Frases grabadas a fuego: La poesía del desamparo
La pluma del Indio Solari podría envidiarla cualquier escritor laureado internacionalmente; sus letras operaban como contraseñas de hermandad. Nadie como él para retratar la marginalidad, el desencanto político y la alienación con una belleza tan afilada, la poesía de calle, de la vivencia, la que entienden los que no estudiaron… y los que si. En sus versos habitan verdades absolutas que hoy resuenan como profecías de despedida:
“Vivir solo cuesta vida”. (Ropa sucia)
“Salando las heridas, el lujo es vulgaridad”. (Un poco de amor francés)
“Ciertas ficciones son flor de un día / y otras familias de tu corazón”. (El ruiseñor, el amor y la muerte)
“El futuro llegó hace rato / todo un palo, ya lo ves”. (Todo un palo)
Recientemente, al recibir a la distancia el Doctorado Honoris Causa de la Universidad de Buenos Aires (UBA) a mediados de mayo, nos dejó una de sus últimas radiografías del presente con su habitual lucidez ácida: “La vejez es una cagada. Yo no sirvo para viejo. Hacer canciones es lo que me mantiene vivo”. Y en esa misma sintonía, confesaba su idilio eterno: “El lugar más lindo y seguro del mundo que tuve fue el escenario”. Y en una entrevista recién, confesósu odio a la decrepitud.
El legado de una presencia invisible y eterna
El Parkinson lo obligó a bajarse de los escenarios de forma física, pero jamás pudo separarlo de su gente; en un despliegue de resiliencia tecnológica y amor incondicional, el Indio siguió apareciendo de manera holográfica o virtual en las pantallas de Los Fundamentalistas.
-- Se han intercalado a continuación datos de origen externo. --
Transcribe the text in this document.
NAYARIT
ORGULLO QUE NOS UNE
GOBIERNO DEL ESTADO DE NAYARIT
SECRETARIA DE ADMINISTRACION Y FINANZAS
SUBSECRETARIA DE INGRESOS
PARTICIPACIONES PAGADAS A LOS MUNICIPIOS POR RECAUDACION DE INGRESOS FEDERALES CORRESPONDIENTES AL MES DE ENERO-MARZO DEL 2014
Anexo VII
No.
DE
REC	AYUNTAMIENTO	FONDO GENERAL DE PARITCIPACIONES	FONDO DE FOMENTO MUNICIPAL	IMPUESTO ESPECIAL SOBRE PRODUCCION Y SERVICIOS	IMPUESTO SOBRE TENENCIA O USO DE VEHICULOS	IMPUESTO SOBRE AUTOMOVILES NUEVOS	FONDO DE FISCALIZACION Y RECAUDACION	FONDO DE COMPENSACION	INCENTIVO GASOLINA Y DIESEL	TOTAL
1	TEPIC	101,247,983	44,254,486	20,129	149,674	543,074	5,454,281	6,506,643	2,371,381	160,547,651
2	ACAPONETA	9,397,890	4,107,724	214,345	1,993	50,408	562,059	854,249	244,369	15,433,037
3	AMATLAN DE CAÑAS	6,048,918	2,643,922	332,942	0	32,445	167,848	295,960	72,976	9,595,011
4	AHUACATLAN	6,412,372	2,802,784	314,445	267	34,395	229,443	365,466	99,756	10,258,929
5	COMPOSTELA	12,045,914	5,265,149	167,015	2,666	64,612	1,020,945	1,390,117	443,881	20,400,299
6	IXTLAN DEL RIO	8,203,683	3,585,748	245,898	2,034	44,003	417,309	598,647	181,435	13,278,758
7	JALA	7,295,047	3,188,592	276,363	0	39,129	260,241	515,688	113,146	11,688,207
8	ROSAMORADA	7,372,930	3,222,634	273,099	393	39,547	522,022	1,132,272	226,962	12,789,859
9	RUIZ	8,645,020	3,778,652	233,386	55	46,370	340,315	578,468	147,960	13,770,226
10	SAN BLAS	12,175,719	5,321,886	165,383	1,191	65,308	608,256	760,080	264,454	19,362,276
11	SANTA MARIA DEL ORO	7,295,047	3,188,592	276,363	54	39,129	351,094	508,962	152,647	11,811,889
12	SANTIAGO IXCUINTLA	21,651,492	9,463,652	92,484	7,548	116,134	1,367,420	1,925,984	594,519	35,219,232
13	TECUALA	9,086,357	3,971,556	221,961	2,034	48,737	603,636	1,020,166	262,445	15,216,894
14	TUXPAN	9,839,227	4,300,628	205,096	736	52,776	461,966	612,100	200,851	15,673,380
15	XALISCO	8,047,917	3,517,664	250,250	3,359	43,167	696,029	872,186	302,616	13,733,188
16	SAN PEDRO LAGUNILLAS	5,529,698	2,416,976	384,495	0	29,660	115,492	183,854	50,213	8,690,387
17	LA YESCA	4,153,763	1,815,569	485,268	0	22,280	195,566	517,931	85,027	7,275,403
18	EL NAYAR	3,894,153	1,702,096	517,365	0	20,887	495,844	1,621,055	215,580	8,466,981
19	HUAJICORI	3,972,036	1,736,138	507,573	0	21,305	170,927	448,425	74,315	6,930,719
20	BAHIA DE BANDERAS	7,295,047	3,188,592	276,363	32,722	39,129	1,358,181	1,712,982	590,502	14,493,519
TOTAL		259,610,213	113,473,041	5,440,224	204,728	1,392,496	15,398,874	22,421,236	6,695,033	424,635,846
Su última arenga flotará para siempre sobre las cabezas de su grey: “Los quiero mucho, los respeto mucho como público. Son de los mejores del planeta”.
Con su partida, el rock argentino despide al penúltimo gran mito viviente, a esa figura enigmática que, detrás de sus eternos lentes oscuros, supo leer las cicatrices de una sociedad golpeada y transformarlas en un grito de guerra, libertad y piedad. Hoy las banderas de los barrios bajan a media asta; la misa ha terminado en la tierra, pero en alguna dimensión oculta, bajo una lluvia de pintura invisible y luces rojas, ya se está armando el pogo eterno. Gracias, Indio, por enseñarnos que la poesía visceral y el ruido pueden ser el refugio más cálido en este caótico mundo. Tu banda y tu legión jamás te van a dejar solo.
Y te lloramos destrozados, te ovacionamos de pie, te amamos hasta la eternidad… porque “si no hay amor, que no haya nada”.